The words came faster now, sharper, easier to sit in. I found myself moving without thinking, a small shift forward, my hands lifting slightly as I spoke.
It wasn’t polished, and it definitely wasn’t perfect, but it felt alive in a way the first attempt hadn’t.
I wasn’t trying to get it right.
I was just saying it.
“You always end with a jade’s trick: I know you of old.”
The last line landed cleanly, my breath still steady. Silence followed.
Director Cho leaned back slightly, studying me. “Let’s try one more,” she continued. “Margaret. Something lighter.”
I took the next set of pages, glancing over them. Margaret was easier, less guarded, less… heavy.
And maybe that was just the point. When I started this time, I didn’t force it. The part didn’t make me feel as self-conscious or awkward.
I let the lines come naturally, let myself relax into them, let a smile tug at my mouth without questioning it.

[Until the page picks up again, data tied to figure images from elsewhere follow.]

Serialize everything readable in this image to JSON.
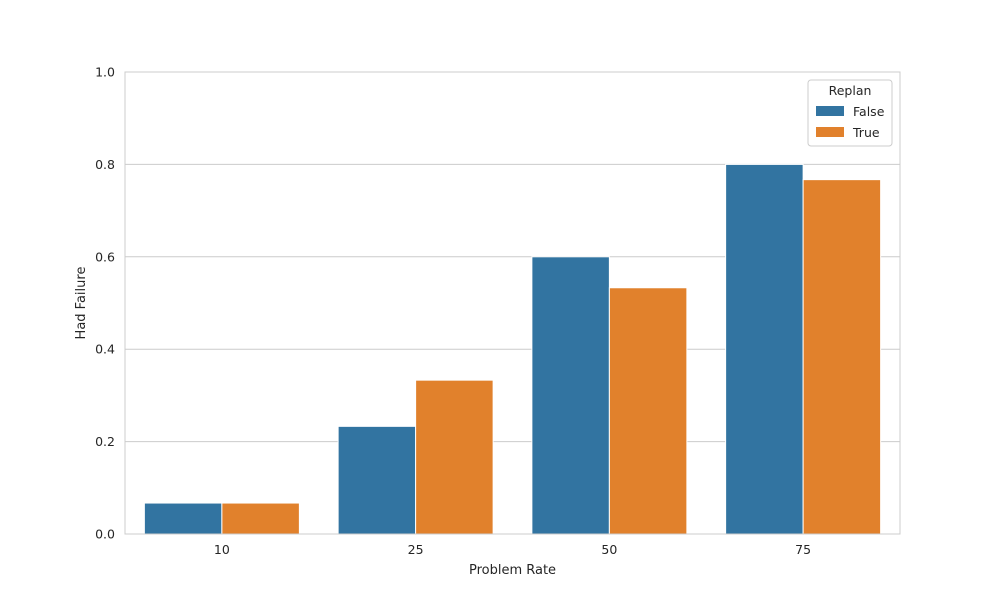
{
  "chart_data": {
    "type": "bar",
    "title": "",
    "xlabel": "Problem Rate",
    "ylabel": "Had Failure",
    "categories": [
      "10",
      "25",
      "50",
      "75"
    ],
    "ylim": [
      0,
      1.0
    ],
    "yticks": [
      "0.0",
      "0.2",
      "0.4",
      "0.6",
      "0.8",
      "1.0"
    ],
    "grid": true,
    "legend": {
      "title": "Replan",
      "placement": "top-right"
    },
    "series": [
      {
        "name": "False",
        "color": "#3274a1",
        "values": [
          0.067,
          0.233,
          0.6,
          0.8
        ]
      },
      {
        "name": "True",
        "color": "#e1812c",
        "values": [
          0.067,
          0.333,
          0.533,
          0.767
        ]
      }
    ]
  }
}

My voice lifted, softened, and for the first time, I wasn’t thinking about how I looked or how I sounded or whether they liked me.
I just… existed in it.
And when I finished, I didn’t rush to fill the silence.
I just stood there, breathing, waiting.
Director Cho exchanged a glance with the others, then nodded slowly.
“Thank you, Selena.”
I nodded back, already half turning toward the door, bracing myself for the polite dismissal.
“Wait.”
I stopped.
Turned back.
Cho leaned forward, her gaze steady.
“You don’t appear to have any training,” she started.
I winced internally.
“But you adapt quickly, and when you trust your instincts…” She paused, a faint, almost satisfied smile touching her lips. “You’re a natural.”
For a second, I just stared at her.
Not quite believing I’d heard that right.
“Work on trusting that,” she finished. “We’ll be in touch.”
“Okay,” I said, my voice quieter than I’d intended, but steady.
When I stepped back into the hallway, the noise hit me all at once: voices, footsteps, people moving past like nothing had just happened.